Note: Would you like an introduction to maker spaces? Consider attending the day-long TCEA Makers event offered in May, July, and September!
#5 – Create augmented learning experiences.
“Virtual, 3D objects appear,” says Digital Tech Frontier, “in the real world, attached to real objects.” Augmented Reality (AR) enables students to bring reality and the Internet together. (Watch this short video introduction to AR from CommonCraft.) AR offers a real-time view of the physical environment that is supplemented by a computer-generated sensory input that can include video, images, sound, and/or global position system (GPS) data. Students are able to create a real-time, digital view of the world around them using simple but powerful apps like Aurasma, AR FlashcardsAR Toolkit, Crayola Color Live!Fetch! Lunch Rush!, Quiver, and NASA 3D Spacecraft.

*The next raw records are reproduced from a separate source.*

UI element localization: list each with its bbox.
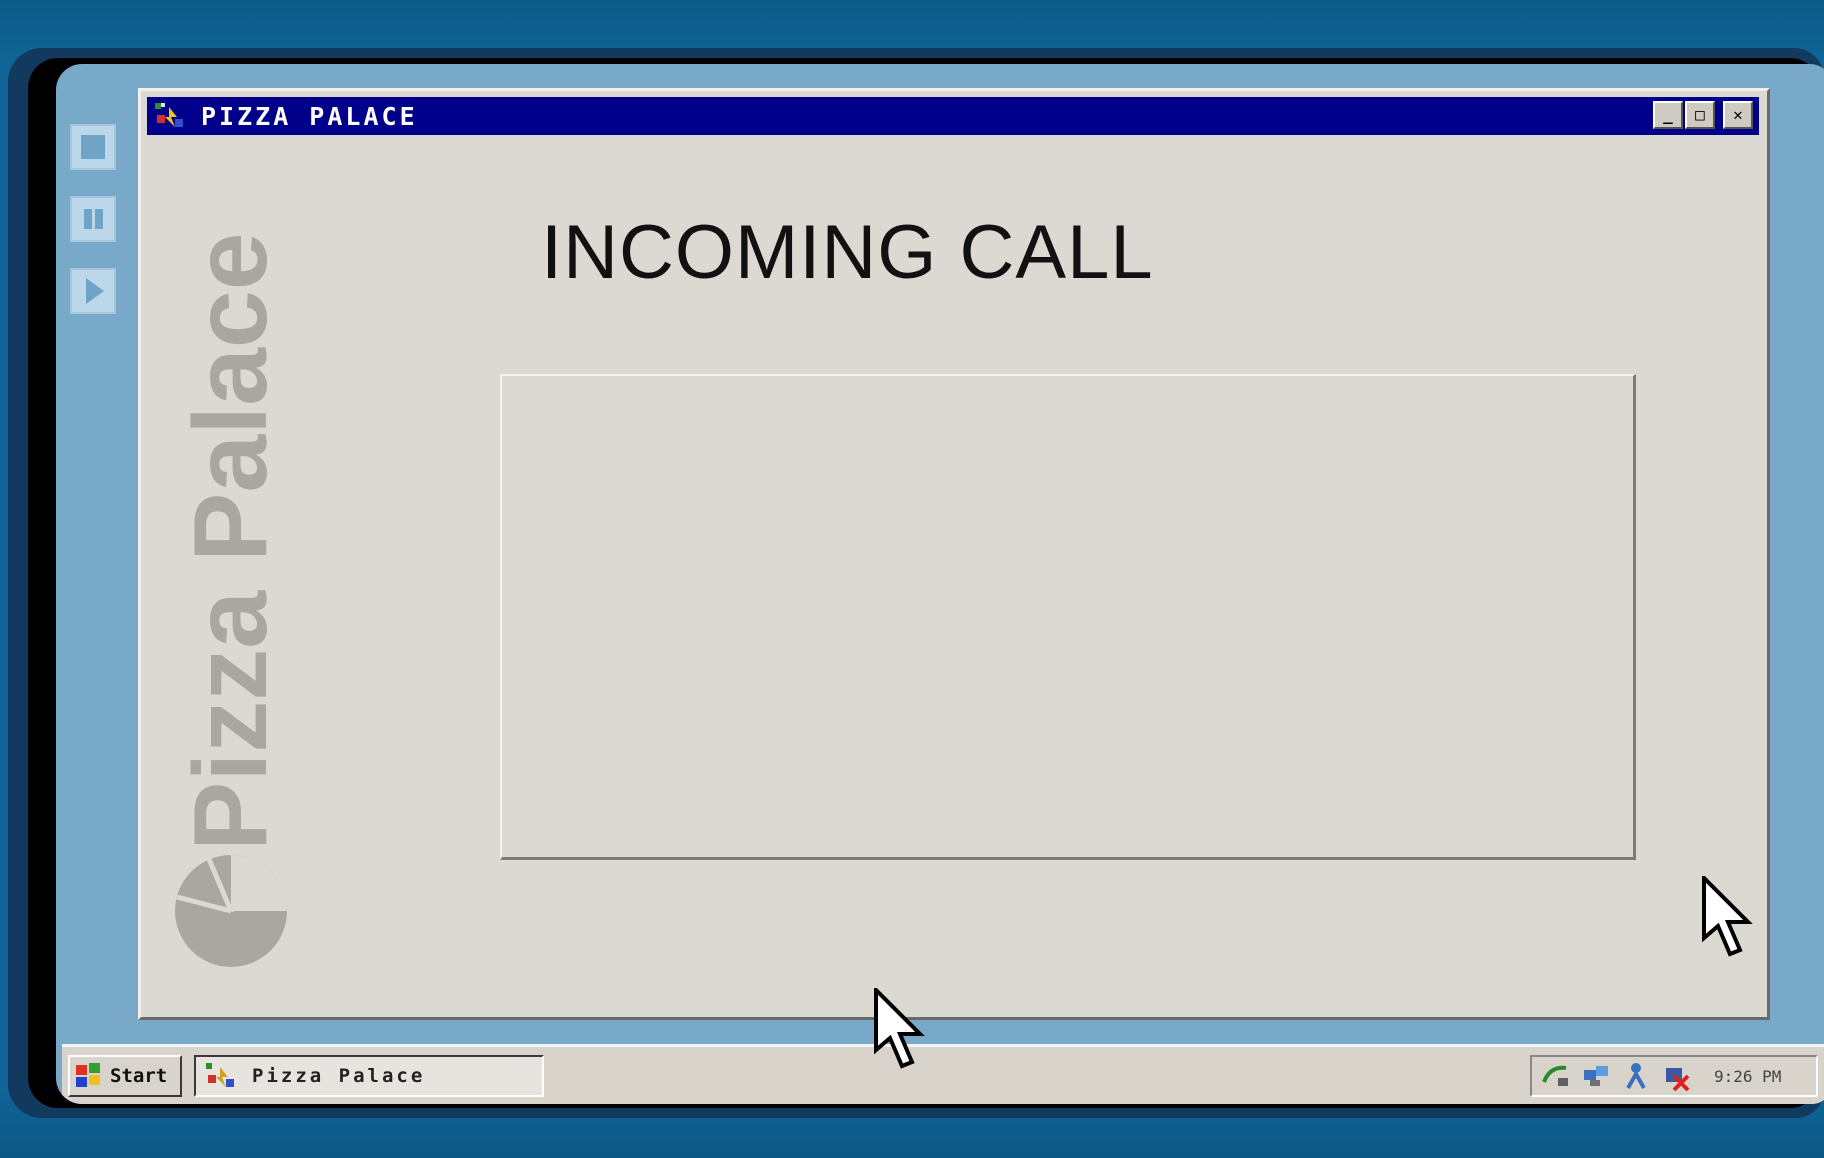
window-controls: _ □ ✕ <box>1653 101 1753 129</box>
side-media-controls <box>70 124 122 340</box>
desktop-screen: PIZZA PALACE _ □ ✕ Pizza Palace INCOMING… <box>56 64 1824 1104</box>
mouse-cursor <box>872 985 932 1078</box>
window-title: PIZZA PALACE <box>201 101 418 131</box>
pizza-logo-icon <box>175 855 287 967</box>
device-bezel: PIZZA PALACE _ □ ✕ Pizza Palace INCOMING… <box>8 48 1824 1118</box>
taskbar-item-label: Pizza Palace <box>252 1065 426 1087</box>
app-icon <box>153 101 187 131</box>
stop-icon <box>81 135 105 159</box>
minimize-button[interactable]: _ <box>1653 101 1683 129</box>
stop-button[interactable] <box>70 124 116 170</box>
call-details-panel <box>500 374 1636 860</box>
app-window: PIZZA PALACE _ □ ✕ Pizza Palace INCOMING… <box>138 88 1770 1020</box>
title-bar[interactable]: PIZZA PALACE _ □ ✕ <box>147 97 1759 135</box>
brand-watermark-text: Pizza Palace <box>173 232 289 851</box>
pause-icon <box>83 209 103 229</box>
taskbar: Start Pizza Palace 9:26 PM <box>62 1044 1824 1104</box>
device-border: PIZZA PALACE _ □ ✕ Pizza Palace INCOMING… <box>28 58 1824 1108</box>
app-icon <box>206 1063 234 1087</box>
taskbar-clock: 9:26 PM <box>1714 1066 1782 1086</box>
maximize-button[interactable]: □ <box>1685 101 1715 129</box>
pause-button[interactable] <box>70 196 116 242</box>
connection-icon[interactable] <box>1580 1060 1612 1092</box>
close-button[interactable]: ✕ <box>1723 101 1753 129</box>
alert-icon[interactable] <box>1660 1060 1692 1092</box>
play-icon <box>86 278 104 304</box>
incoming-call-heading: INCOMING CALL <box>541 210 1154 295</box>
mouse-cursor-secondary <box>1700 873 1760 966</box>
start-label: Start <box>110 1065 168 1087</box>
brand-watermark: Pizza Palace <box>171 151 291 971</box>
play-button[interactable] <box>70 268 116 314</box>
system-tray: 9:26 PM <box>1530 1055 1818 1097</box>
start-button[interactable]: Start <box>68 1055 182 1097</box>
network-icon[interactable] <box>1540 1060 1572 1092</box>
windows-logo-icon <box>76 1063 100 1087</box>
user-icon[interactable] <box>1620 1060 1652 1092</box>
taskbar-item-pizza-palace[interactable]: Pizza Palace <box>194 1055 544 1097</box>
video-frame: PIZZA PALACE _ □ ✕ Pizza Palace INCOMING… <box>0 0 1824 1158</box>
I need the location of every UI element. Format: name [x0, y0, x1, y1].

You can see that AR is directly tied to the Internet of Things, such as Daqri’s 4D Studio. Some sample AR experiences include recorded video reviews of content (e.g. books, movies) tagged to the physical object (e.g. book). This makes it possible for students to gain an advanced preview of the object (source). Another possibility could include students explaining how they solved a problem or overcame an obstacle and making that available in the physical space where the problem appears. And getting students designing AR prepares them to create a holographic way, perhaps, using Microsoft Hololens, of interacting with each other. Can you imagine how excited students could be about designing holographic games, such as combining Minecraft with MS Hololens?
Intrigued by a path yet?
Worried that this is too technical? Don’t feel bad about getting a late start! One of the benefits of starting down the road after others have begun is that these five paths are clearly marked by those who have gone before you. And remember that your students are eager to share what they learn on this journey with you. Allow yourself and your students the opportunity to become IoT-empowered learners, creators, makers, and collaborators.